The landscape of developmental (also known as remedial) math at California’s community colleges has changed dramatically in recent years. With the passage of Assembly Bill 705, community colleges will be required to maximize entering students’ likelihood of completing college-level math and English within a year. This is a critical goal. Our research has shown that developmental course sequences are lengthy, delaying students’ academic careers and sometimes affecting their ability to advance to college-level coursework.
The new law goes into effect in fall 2019, but many colleges have already started implementing reforms to improve the accuracy of placement into developmental education and to shorten developmental sequences while making them more relevant to students. In the 2017–18 school year, 83% of community colleges offered new developmental math courses in addition to or in place of traditional courses. Example course reforms include:
- Offering statistics pathways for students in majors that only require statistics (e.g., liberal arts and humanities fields)
- Compressing the traditional multi-course developmental sequence into a single course
- Providing lab time or supplemental instruction in a co-requisite course while allowing students to enroll directly into college-level math
- Designing curricula aligned with students’ programs of study
- Dividing courses into modules that represent discrete math competencies
However, the availability of these new courses varies greatly within colleges and across the state. As illustrated in the map below, for every 100 traditional math courses offered in each region of California, less than 50 reform courses are offered, indicating that on the whole reform courses are still not as available as traditional courses.
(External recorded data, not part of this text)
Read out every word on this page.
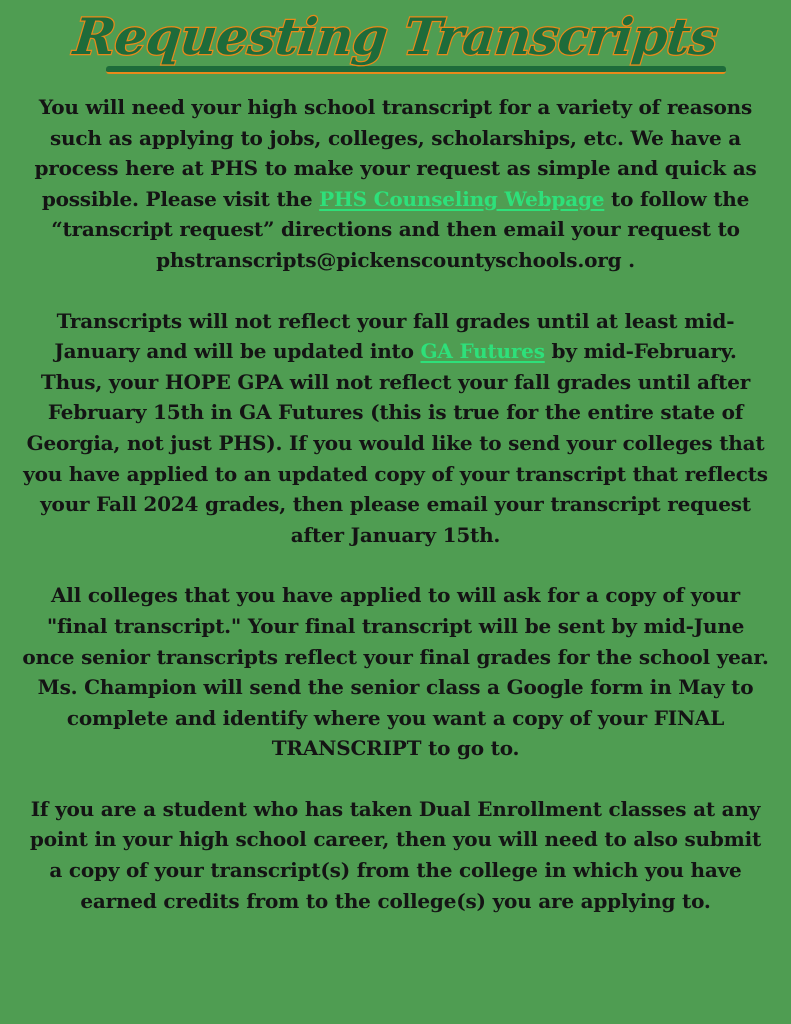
Requesting Transcripts

You will need your high school transcript for a variety of reasons such as applying to jobs, colleges, scholarships, etc. We have a process here at PHS to make your request as simple and quick as possible. Please visit the PHS Counseling Webpage to follow the “transcript request” directions and then email your request to phstranscripts@pickenscountyschools.org .

Transcripts will not reflect your fall grades until at least mid-January and will be updated into GA Futures by mid-February. Thus, your HOPE GPA will not reflect your fall grades until after February 15th in GA Futures (this is true for the entire state of Georgia, not just PHS). If you would like to send your colleges that you have applied to an updated copy of your transcript that reflects your Fall 2024 grades, then please email your transcript request after January 15th.

All colleges that you have applied to will ask for a copy of your "final transcript." Your final transcript will be sent by mid-June once senior transcripts reflect your final grades for the school year. Ms. Champion will send the senior class a Google form in May to complete and identify where you want a copy of your FINAL TRANSCRIPT to go to.

If you are a student who has taken Dual Enrollment classes at any point in your high school career, then you will need to also submit a copy of your transcript(s) from the college in which you have earned credits from to the college(s) you are applying to.
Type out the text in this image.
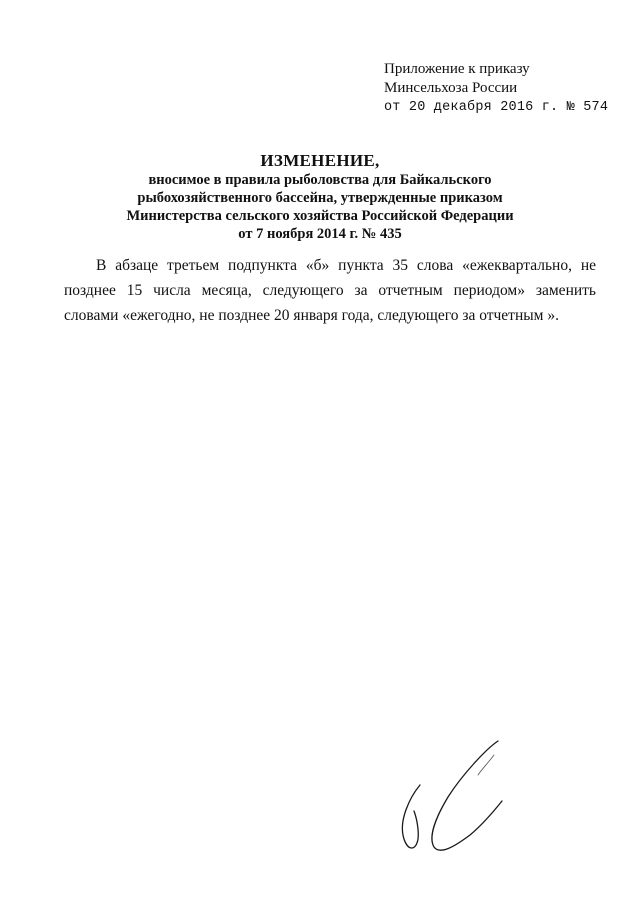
Приложение к приказу
Минсельхоза России
от 20 декабря 2016 г. № 574
ИЗМЕНЕНИЕ,
вносимое в правила рыболовства для Байкальского
рыбохозяйственного бассейна, утвержденные приказом
Министерства сельского хозяйства Российской Федерации
от 7 ноября 2014 г. № 435

В абзаце третьем подпункта «б» пункта 35 слова «ежеквартально, не позднее 15 числа месяца, следующего за отчетным периодом» заменить словами «ежегодно, не позднее 20 января года, следующего за отчетным ».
Moreover, reform courses tend to have fewer sections, which further limits enrollment.
Colleges that are adopting course reforms are mostly concentrated in highly populated regions such as the Bay Area and South Coast, which collectively serve about 56% of full-time community college students in the state. In contrast, the San Joaquin Valley stands out as having the smallest ratio of reform to traditional developmental math courses, while serving roughly 10% of full-time community college students in the state. Only six out of the thirteen colleges located in the San Joaquin Valley offer at least one course-level reform.
Although some California community colleges have already implemented developmental math reforms, overall, these efforts have reached only a small fraction of the students that could potentially benefit. Math guidelines for AB 705 are still pending, but the legislation may offer the leverage needed to implement effective reforms at scale and dramatically improve student completion of college-level math courses.